La madre cortaba el tomate, luego cortó en minúsculos trocitos un diente de ajo, lo esparció por encima, puso sal y aceite, le dio vuelta, y dijo que cuando quisiéramos podíamos sentarnos a cenar. Los chiquillos se acercaron, con ojos de hambre, pero tímidos, como atemorizados, mientras que Rosario parecía ajena a todo, echada aún en el suelo, canturreando, así hasta que la madre fue y se la trajo, increíblemente serena y casi amable, al tiempo que Soledad me daba pan, diciéndome que hala, que mojara en la ensalada, que después tenían un poco de tocino, frito por la mañana.
Era, sin embargo, una hermosa hora aquella. Me hubiera gustado salir de la casa, irme a un campo, a una era, y quedarme allí tendida en un surco o en las mieses, y ver las estrellas, y oír el cántico de los grillos, y emborracharme del frescor de la noche, del silencio, de la paz de la noche. Estábamos en el patio, bajo una bombilla amarillenta, y sobre nuestras cabezas volaban, torpemente, las luciérnagas y las mariposillas. Comíamos, sin hablar, y yo, con mi enorme deseo de querer encontrar algo hermoso, algo que no hiriese, pensaba en toda una noche tendida sobre la tierra, en donde me esforzaría para no pensar en Rosario, ni en aquellos chiquillos con cara de hambre, ni en las palabras ásperas de Soledad, ni en la sequedad e indiferencia de la madre, ni siquiera, tampoco, en las pocas pero buenas, cargadas de una oculta ternura, del padre. Y para, si me era posible, no pensar tampoco en vosotros, en padre y en ti, en la inquietud, casi desesperación de él, al ver que la noche avanzaba sin que yo hubiese llegado.

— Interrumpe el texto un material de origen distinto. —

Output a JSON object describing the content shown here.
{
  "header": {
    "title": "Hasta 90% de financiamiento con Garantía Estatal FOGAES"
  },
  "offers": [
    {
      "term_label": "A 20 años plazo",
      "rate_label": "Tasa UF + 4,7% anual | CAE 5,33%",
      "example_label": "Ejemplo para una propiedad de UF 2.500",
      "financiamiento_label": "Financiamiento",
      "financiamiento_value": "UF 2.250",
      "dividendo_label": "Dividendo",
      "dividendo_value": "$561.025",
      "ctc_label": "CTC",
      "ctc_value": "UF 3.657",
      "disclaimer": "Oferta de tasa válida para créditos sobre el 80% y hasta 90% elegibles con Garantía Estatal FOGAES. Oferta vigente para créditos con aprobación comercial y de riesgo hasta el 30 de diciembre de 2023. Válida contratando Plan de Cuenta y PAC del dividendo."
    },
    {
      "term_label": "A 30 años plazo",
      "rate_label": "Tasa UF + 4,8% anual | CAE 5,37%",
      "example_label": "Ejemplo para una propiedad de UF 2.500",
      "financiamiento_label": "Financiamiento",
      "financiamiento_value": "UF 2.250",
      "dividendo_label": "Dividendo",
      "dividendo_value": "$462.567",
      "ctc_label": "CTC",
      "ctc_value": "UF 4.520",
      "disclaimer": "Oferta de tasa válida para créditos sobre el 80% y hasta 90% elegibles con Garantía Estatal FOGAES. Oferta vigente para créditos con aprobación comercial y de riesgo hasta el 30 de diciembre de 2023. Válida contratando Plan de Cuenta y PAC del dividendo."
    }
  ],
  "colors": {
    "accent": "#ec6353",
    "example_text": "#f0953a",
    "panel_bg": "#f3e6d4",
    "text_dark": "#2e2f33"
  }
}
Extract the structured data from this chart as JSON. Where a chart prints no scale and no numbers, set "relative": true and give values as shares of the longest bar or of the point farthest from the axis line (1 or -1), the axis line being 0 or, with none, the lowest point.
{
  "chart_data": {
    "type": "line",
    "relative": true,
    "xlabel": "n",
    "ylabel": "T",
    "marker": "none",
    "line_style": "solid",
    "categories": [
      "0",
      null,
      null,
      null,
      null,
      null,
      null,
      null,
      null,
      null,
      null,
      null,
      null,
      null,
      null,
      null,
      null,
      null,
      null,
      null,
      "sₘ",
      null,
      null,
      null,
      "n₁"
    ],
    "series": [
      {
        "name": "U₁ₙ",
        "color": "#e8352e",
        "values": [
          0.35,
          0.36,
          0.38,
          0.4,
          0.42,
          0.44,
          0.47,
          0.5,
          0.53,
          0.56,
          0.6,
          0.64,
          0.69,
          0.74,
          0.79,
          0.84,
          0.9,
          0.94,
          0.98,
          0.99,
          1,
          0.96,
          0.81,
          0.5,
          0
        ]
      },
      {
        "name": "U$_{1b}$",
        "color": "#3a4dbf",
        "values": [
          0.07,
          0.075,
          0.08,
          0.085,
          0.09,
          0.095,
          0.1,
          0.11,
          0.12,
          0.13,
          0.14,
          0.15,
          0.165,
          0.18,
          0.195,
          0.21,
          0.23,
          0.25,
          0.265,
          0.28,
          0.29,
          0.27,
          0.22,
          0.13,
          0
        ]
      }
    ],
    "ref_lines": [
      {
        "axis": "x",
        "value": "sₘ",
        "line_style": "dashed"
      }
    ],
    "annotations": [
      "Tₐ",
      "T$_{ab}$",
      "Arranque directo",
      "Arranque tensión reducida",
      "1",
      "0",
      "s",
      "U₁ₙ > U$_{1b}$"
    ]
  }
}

Por eso, lo que más agradecí a Soledad es que me dijera que tendría que dormir en el zaguán, nada más trasponer la puerta con cortina de saco.
—Ahí le pondremos una saca y… Me parece que estará más fresca que si se mete con mi madre.
Eso se lo agradecí de veras, porque así, luego, cuando ya todos se habían ido a la cama, yo tiré de la saca y de la manta, huyendo de techos, para, de esta forma, después, con los ojos hacia las estrellas, descargar mi cabeza de pensamientos y mi corazón de zozobras. Oí canciones de mozos, cantos de grillos, ladridos de perros; vi volar una estrella, y recorrí con mis ojos los algodonosos resplandores de la Vía Láctea. Así una hora, y otra, hasta que, después de mover unos instantes los labios (no sé bien si hablándole a aquel limpio cielo, o recitando una vieja y nunca olvidada oración) me quedé dormida.